SiriusXM kicked off 2025 with revenue of $2.07 billion, down 4% year-over-year, and net income of $204 million, according to its Q1 2025 earnings release. The company reported free cash flow of $56 million, a 36% drop compared to Q1 2024, citing timing of payments, lower cash receipts, and higher capital expenditures.
While the company saw another quarterly decline in subscribers—losing 303,000 self-pay customers—it marked a 16% improvement over the same quarter last year. Monthly self-pay churn also ticked down to 1.6%, from 1.7% a year ago, aided by stronger retention and new programs including multi-year OEM bundles and integration in Tesla vehicles.
“We’re building a more focused, more efficient SiriusXM—aligned around what matters most to our listeners and our business,” said CEO Jennifer Witz. “I’m pleased with how we’ve started the year.”
Adjusted EBITDA landed at $629 million, down 3%, but margins held steady at 30%. The company reaffirmed full-year guidance, including expected revenue of $8.5 billion, $2.6 billion in adjusted EBITDA, and $1.15 billion in free cash flow.
Advertising Growth Offsets Some Subscriber Pressures
SiriusXM’s podcast business was a standout, with ad revenue in the category jumping 33% year-over-year. The company now reaches 70 million monthly podcast listeners and recorded nearly 1 billion podcast downloads in Q1 alone.
Total advertising revenue across all channels fell slightly to $394 million, but social and video ad bookings in the first quarter exceeded full-year 2024 totals, driven by the company’s new Creator Connect platform and exclusive deals with creators like Alex Cooper and Fantasy Footballers.
Cost Discipline Sharpens Amid Platform Consolidation
Total operating expenses dropped 4%, led by notable reductions in sales and marketing (down 19%) and product and technology (down 15%). Executives reiterated that SiriusXM is on track to deliver $200 million in annualized cost savings by year-end, while maintaining investment in core initiatives like 360L expansion, AI-based support tools, and new content.

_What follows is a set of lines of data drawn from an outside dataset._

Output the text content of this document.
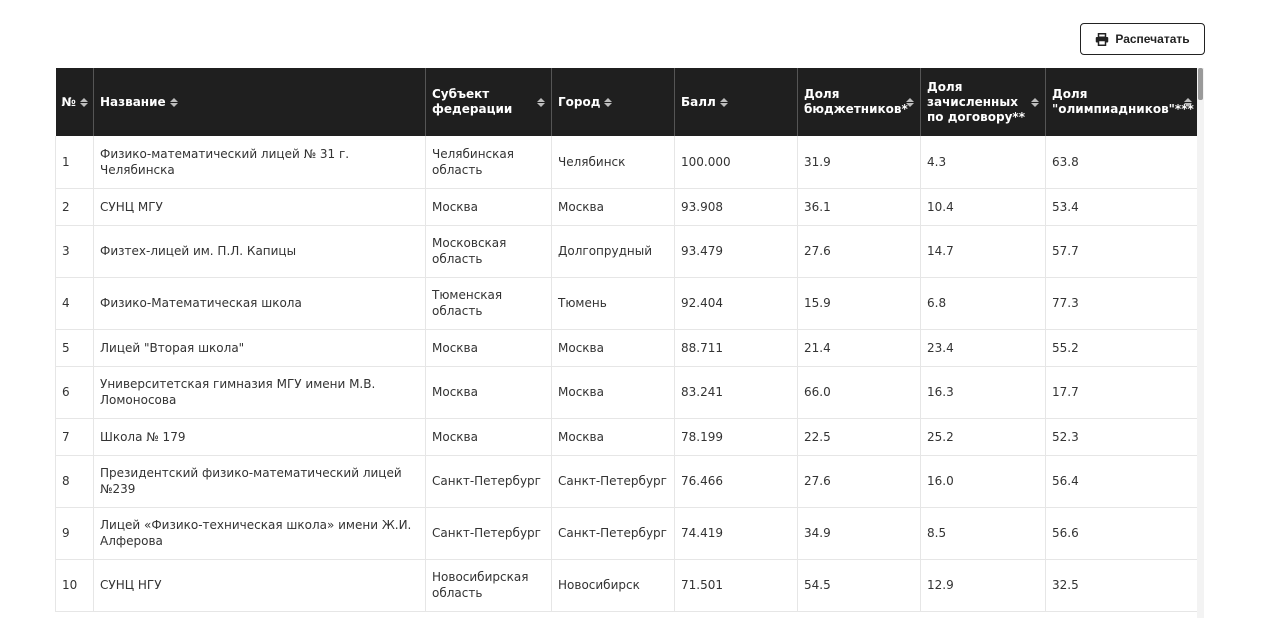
Распечатать
№	Название	Субъект федерации	Город	Балл	Доля бюджетников*	Доля зачисленных по договору**	Доля "олимпиадников"***

1	Физико-математический лицей № 31 г. Челябинска	Челябинская область	Челябинск	100.000	31.9	4.3	63.8
2	СУНЦ МГУ	Москва	Москва	93.908	36.1	10.4	53.4
3	Физтех-лицей им. П.Л. Капицы	Московская область	Долгопрудный	93.479	27.6	14.7	57.7
4	Физико-Математическая школа	Тюменская область	Тюмень	92.404	15.9	6.8	77.3
5	Лицей "Вторая школа"	Москва	Москва	88.711	21.4	23.4	55.2
6	Университетская гимназия МГУ имени М.В. Ломоносова	Москва	Москва	83.241	66.0	16.3	17.7
7	Школа № 179	Москва	Москва	78.199	22.5	25.2	52.3
8	Президентский физико-математический лицей №239	Санкт-Петербург	Санкт-Петербург	76.466	27.6	16.0	56.4
9	Лицей «Физико-техническая школа» имени Ж.И. Алферова	Санкт-Петербург	Санкт-Петербург	74.419	34.9	8.5	56.6
10	СУНЦ НГУ	Новосибирская область	Новосибирск	71.501	54.5	12.9	32.5
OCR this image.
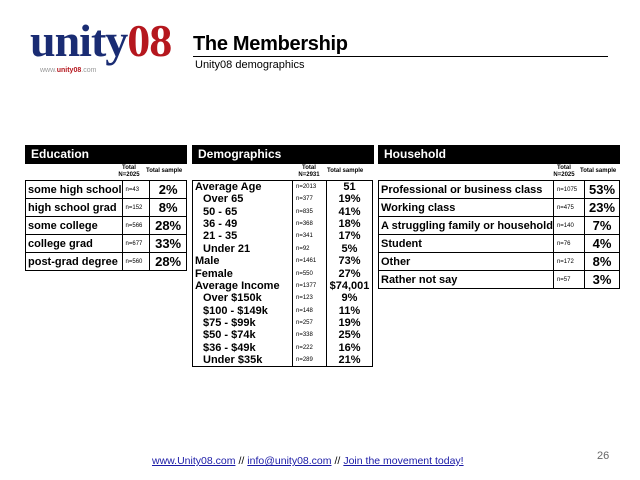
unity08
www.unity08.com
The Membership
Unity08 demographics
Education
Total
N=2025
Total sample
some high school	n=43	2%
high school grad	n=152	8%
some college	n=566	28%
college grad	n=677	33%
post-grad degree	n=560	28%
Demographics
Total
N=2931
Total sample
Average Age	n=2013	51
Over 65	n=377	19%
50 - 65	n=835	41%
36 - 49	n=368	18%
21 - 35	n=341	17%
Under 21	n=92	5%
Male	n=1461	73%
Female	n=550	27%
Average Income	n=1377	$74,001
Over $150k	n=123	9%
$100 - $149k	n=148	11%
$75 - $99k	n=257	19%
$50 - $74k	n=338	25%
$36 - $49k	n=222	16%
Under $35k	n=289	21%
Household
Total
N=2025
Total sample
Professional or business class	n=1075	53%
Working class	n=475	23%
A struggling family or household	n=140	7%
Student	n=76	4%
Other	n=172	8%
Rather not say	n=57	3%
www.Unity08.com // info@unity08.com // Join the movement today!	26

On the automotive front, SiriusXM signed a multi-year agreement with Mitsubishi to bring 360L to new vehicles through 2030. The platform is now expected to be in more than half of new cars sold with SiriusXM this year.
INSIDER TAKE
SiriusXM’s Q1 2025 results show a company in controlled transition: subscriber declines remain, but the pace is slowing; revenue is soft, but margin discipline is holding. This is a management team leaning hard into cost optimization and advertising diversification as traditional self-pay subscription growth plateaus.
The bet on podcasting and creator-led ad formats appears to be paying off, with social and video sales now outpacing traditional display. And the low-cost, ad-supported tier expected later this year may provide a hedge against further subscriber erosion—especially as consumers grow more price-sensitive.
Yet risk remains. The ARPU decline to $14.86—driven by promotional pricing—suggests that the value equation still needs work. And while retention improved slightly, SiriusXM must demonstrate it can convert trial funnels and stabilize the base while scaling new monetization channels.
If the company can keep margins intact while shifting from legacy bundles to modern, multi-channel monetization, it may emerge more nimble than it entered the year. But with 360L, Tesla, and podcasting doing the heavy lifting, Q2 will be a crucial test of whether the strategy can scale.